SFP : « Transmission, ouverture et continuité »

par | 1 avril 2026

Arnaud Uguen

Arnaud Uguen, nouveau président de la SFP lors de la JIAP 2026

@S_Hoguin

Arnaud Uguen, le nouveau président de la SFP, nous a accordé quelques minutes à la fin de la JIAP 2026 pour nous confier les grandes orientations de la société savante pour son mandat.

Comment êtes-vous arrivé à ce poste de président ?

La SFP est une vieille dame stable. J’y suis actif depuis plusieurs années avec une prise de responsabilité progressive. De manière très traditionnelle, le secrétaire général se présente au poste de président quand celui-ci se retire.

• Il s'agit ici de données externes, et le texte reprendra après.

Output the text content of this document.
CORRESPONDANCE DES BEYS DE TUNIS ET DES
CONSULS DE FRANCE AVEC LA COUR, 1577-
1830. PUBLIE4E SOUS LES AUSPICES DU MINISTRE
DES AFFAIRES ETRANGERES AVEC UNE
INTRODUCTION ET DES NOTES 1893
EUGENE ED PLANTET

C’est donc ainsi et tout naturellement que je me suis présenté et ai été élu président pour remplacer Sophie Prévot. Mon mandat s’inscrit dans la continuité des actions et du fonctionnement de mes prédécesseurs. Le fonctionnement collégial de la société favorise cette stabilité et la construction d’actions pérennes qui se nourrissent des expériences passées.

Quels sont les grands chantiers de la SFP pour l’année à venir ?

Nous avons déjà entamé notre travail sur trois sujets principaux qui font le cœur de l’action de la SFP :
– l’offre de formation continue, qui devrait s’étoffer cette année, puisque nous travaillons déjà sur plusieurs pistes et demandes qui nous ont été remontées ;
– le maintien de la JIAP, puisque cette édition 2026, qui faisait office de test de confiance, est une belle réussite (nous lançons dès maintenant la préparation de l’édition 2027) ;
– et, bien sûr, Carrefour Pathologie 2026, dont la formule qui fonctionne bien est maintenue avec l’ambition de donner encore plus d’espace pour les internes et les rencontres entre les différents acteurs de notre spécialité, au croisement des actualités de recherche, d’innovation et du soin.

Vous évoquez les internes et la formation continue. Quels sont les défis qui s’annoncent sur ces deux sujets ?

La transmission des savoirs. C’est un enjeu crucial qui a toujours été au cœur de notre action. La transmission verticale, bien sûr, entre les seniors et les juniors, mais aussi, aujourd’hui plus que jamais avec l’arrivée de nouvelles technologies et de l’IA, la transmission horizontale, entre pairs. En effet, il y a cette nouveauté que certains « jeunes » arrivent avec des connaissances et des compétences que les plus anciens « n’ont pas », comme la gestion des données, la maîtrise et les risques autour de la conception et l’utilisation des algorithmes, etc. Potentiellement, cela implique des changements de paradigmes pour notre profession qu’il faut accompagner. Cela se traduit déjà à travers nos publications et l’orientation des congrès, et ne pourra que devenir plus prégnant dans les années à venir.

Vous parlez aussi d’ouverture et de rencontres. Cela s’inscrit-il dans un cadre européen ?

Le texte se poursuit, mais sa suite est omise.